Tools for different motions estimated by the detected arrows. (a) is used to perform the
The result of the RRT connection for generating the assembly path of picking a part and then moving it to the goal pose.
Fig. 10(a) shows the generated ATSG with the proposed error correction method, and Fig. 10(b) presents the chair assembly experiment by the robot. All components shown in Fig. 7 are put on the pre-defined position as shown in Fig. 10(b)(i). Fig. 10(b)(ix) shows the completed assembled chair. Fig. 10(b)(ii)-(viii) are several robot assembly phases according to the generated ATSG. Fig. 10(b)(ii)-(v) show the Insertion between different components. Fig. 10(b)(vi)-(viii) show the screwing (Rotation) motion according to the ATSG in the blue dotted box in Fig. 10(a). From the experiment, the generated ATSG is able to be executed by the robot.
Conclusion and Future Work
In this paper, we propose a novel two-step error correction method to enhance the accuracy of assembly task planning for robots by automatically understanding the graphical instruction manual. The inaccuracy of the existing assembly sequence generation method principally comes from the inaccurate object detection result. Therefore, to weaken the serious dependence on the object detection result, other visual elements in the graphical instruction manual, like the symbol, speech bubble, and model number, are detected and used to generate the assembly plan for robots with a higher precision. Furniture components and arrows are detected by YOLOv5. Speech bubbles are extracted based on the connected components labeling. The model numbers are recognized using the open-source toolbox MMOCR. The extracted elements are used in the two-step error correction. The first step is during the generation of the assembly sequence. The appropriate motion is decided by the detected arrow information. The speech bubble is used to remove the repeatedly drawn components on instruction images. The detected component is checked to see if it is included in the component list page. The second step is after the generation. By checking the number of each component in the final output of the assembly sequence with the number of each component in the component list page, the correct component number is guaranteed. From the compared results of the generated ATSG in four different error correction methods, we can see that the proposed two-step error correction method is effective. Finally, a robot experiment assembling a kid’s chair is executed based on the generated assembly sequence.

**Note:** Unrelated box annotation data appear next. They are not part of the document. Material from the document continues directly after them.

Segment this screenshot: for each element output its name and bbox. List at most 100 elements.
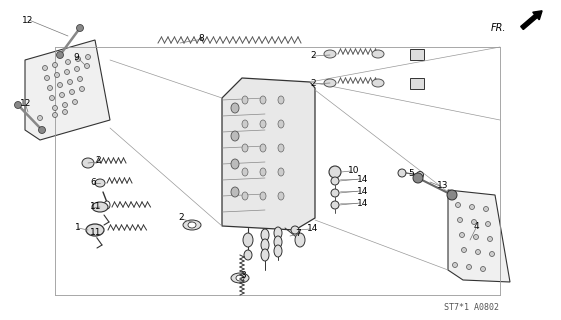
- Text: 5: 5: [408, 169, 414, 178]
- Ellipse shape: [278, 144, 284, 152]
- Ellipse shape: [484, 206, 489, 212]
- Ellipse shape: [86, 224, 104, 236]
- Ellipse shape: [38, 116, 43, 121]
- Ellipse shape: [470, 204, 475, 210]
- Text: 6: 6: [90, 178, 96, 187]
- Text: 14: 14: [357, 198, 369, 207]
- Polygon shape: [222, 78, 315, 230]
- Ellipse shape: [260, 144, 266, 152]
- Ellipse shape: [44, 76, 49, 81]
- Ellipse shape: [274, 245, 282, 257]
- Ellipse shape: [413, 173, 423, 183]
- Ellipse shape: [488, 236, 493, 242]
- Ellipse shape: [48, 85, 53, 91]
- Ellipse shape: [331, 189, 339, 197]
- Ellipse shape: [80, 86, 85, 92]
- Ellipse shape: [278, 120, 284, 128]
- Ellipse shape: [57, 52, 63, 59]
- Bar: [410, 49, 424, 60]
- Ellipse shape: [65, 69, 70, 75]
- Ellipse shape: [329, 166, 341, 178]
- Ellipse shape: [49, 95, 54, 100]
- Ellipse shape: [331, 201, 339, 209]
- Ellipse shape: [274, 227, 282, 239]
- Text: 2: 2: [178, 212, 183, 221]
- Ellipse shape: [54, 73, 59, 77]
- Ellipse shape: [278, 96, 284, 104]
- Ellipse shape: [485, 221, 490, 227]
- Ellipse shape: [416, 172, 424, 179]
- Ellipse shape: [260, 96, 266, 104]
- Ellipse shape: [53, 106, 57, 110]
- Ellipse shape: [183, 220, 201, 230]
- Ellipse shape: [95, 179, 105, 187]
- Ellipse shape: [231, 187, 239, 197]
- Ellipse shape: [85, 63, 90, 68]
- Ellipse shape: [77, 76, 82, 82]
- Ellipse shape: [490, 252, 494, 257]
- Polygon shape: [448, 190, 510, 282]
- Ellipse shape: [70, 90, 75, 94]
- Text: 8: 8: [198, 34, 204, 43]
- Ellipse shape: [447, 190, 457, 200]
- Text: 14: 14: [307, 223, 319, 233]
- Ellipse shape: [72, 100, 77, 105]
- Text: 14: 14: [357, 174, 369, 183]
- Ellipse shape: [75, 67, 80, 71]
- Ellipse shape: [82, 158, 94, 168]
- Text: 1: 1: [75, 222, 81, 231]
- Ellipse shape: [57, 83, 62, 87]
- Text: 3: 3: [240, 271, 246, 281]
- Ellipse shape: [231, 159, 239, 169]
- Text: 13: 13: [437, 180, 448, 189]
- Bar: [410, 78, 424, 89]
- Ellipse shape: [324, 50, 336, 58]
- Ellipse shape: [244, 250, 252, 260]
- Ellipse shape: [231, 131, 239, 141]
- Ellipse shape: [459, 233, 465, 237]
- Ellipse shape: [243, 233, 253, 247]
- Ellipse shape: [43, 66, 48, 70]
- Ellipse shape: [261, 239, 269, 251]
- Polygon shape: [25, 40, 110, 140]
- Ellipse shape: [291, 226, 299, 234]
- Text: 4: 4: [474, 221, 480, 230]
- Ellipse shape: [473, 235, 479, 239]
- Ellipse shape: [372, 79, 384, 87]
- Ellipse shape: [242, 168, 248, 176]
- Ellipse shape: [242, 120, 248, 128]
- Ellipse shape: [261, 229, 269, 241]
- Text: 12: 12: [20, 99, 31, 108]
- Ellipse shape: [274, 236, 282, 248]
- Ellipse shape: [15, 101, 21, 108]
- Ellipse shape: [104, 201, 110, 209]
- Ellipse shape: [242, 144, 248, 152]
- Text: 10: 10: [348, 165, 360, 174]
- Ellipse shape: [242, 96, 248, 104]
- Ellipse shape: [62, 102, 67, 108]
- Ellipse shape: [467, 265, 471, 269]
- Text: 2: 2: [310, 51, 316, 60]
- Text: 2: 2: [95, 156, 100, 164]
- Ellipse shape: [476, 250, 481, 254]
- Ellipse shape: [471, 220, 476, 225]
- Ellipse shape: [372, 50, 384, 58]
- Text: 11: 11: [90, 202, 102, 211]
- Text: ST7*1 A0802: ST7*1 A0802: [444, 303, 499, 313]
- Text: FR.: FR.: [490, 23, 506, 33]
- Ellipse shape: [53, 62, 57, 68]
- Ellipse shape: [39, 126, 45, 133]
- Text: 12: 12: [22, 15, 33, 25]
- Ellipse shape: [453, 262, 458, 268]
- Ellipse shape: [261, 249, 269, 261]
- Text: 9: 9: [73, 52, 79, 61]
- Ellipse shape: [324, 79, 336, 87]
- Ellipse shape: [260, 120, 266, 128]
- Ellipse shape: [76, 57, 80, 61]
- Ellipse shape: [462, 247, 467, 252]
- Ellipse shape: [456, 203, 461, 207]
- Ellipse shape: [278, 192, 284, 200]
- Ellipse shape: [236, 275, 244, 281]
- Ellipse shape: [458, 218, 462, 222]
- Ellipse shape: [331, 177, 339, 185]
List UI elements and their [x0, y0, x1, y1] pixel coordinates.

In the future, we will look at two major issues that remain in this topic. One is the detection of components. Even though we have obtained reasonable accuracy using YOLOv5 in this study for different kinds of chairs, for other furniture, the detection result may not be good because of the overlapping of different components. Another is focusing on the robot execution phase. Because the furniture is always big and heavy, it is difficult to accomplish the whole assembly task just by the robot itself. It is expected to find some methods to increase the assembly efficiency by human-robot collaboration.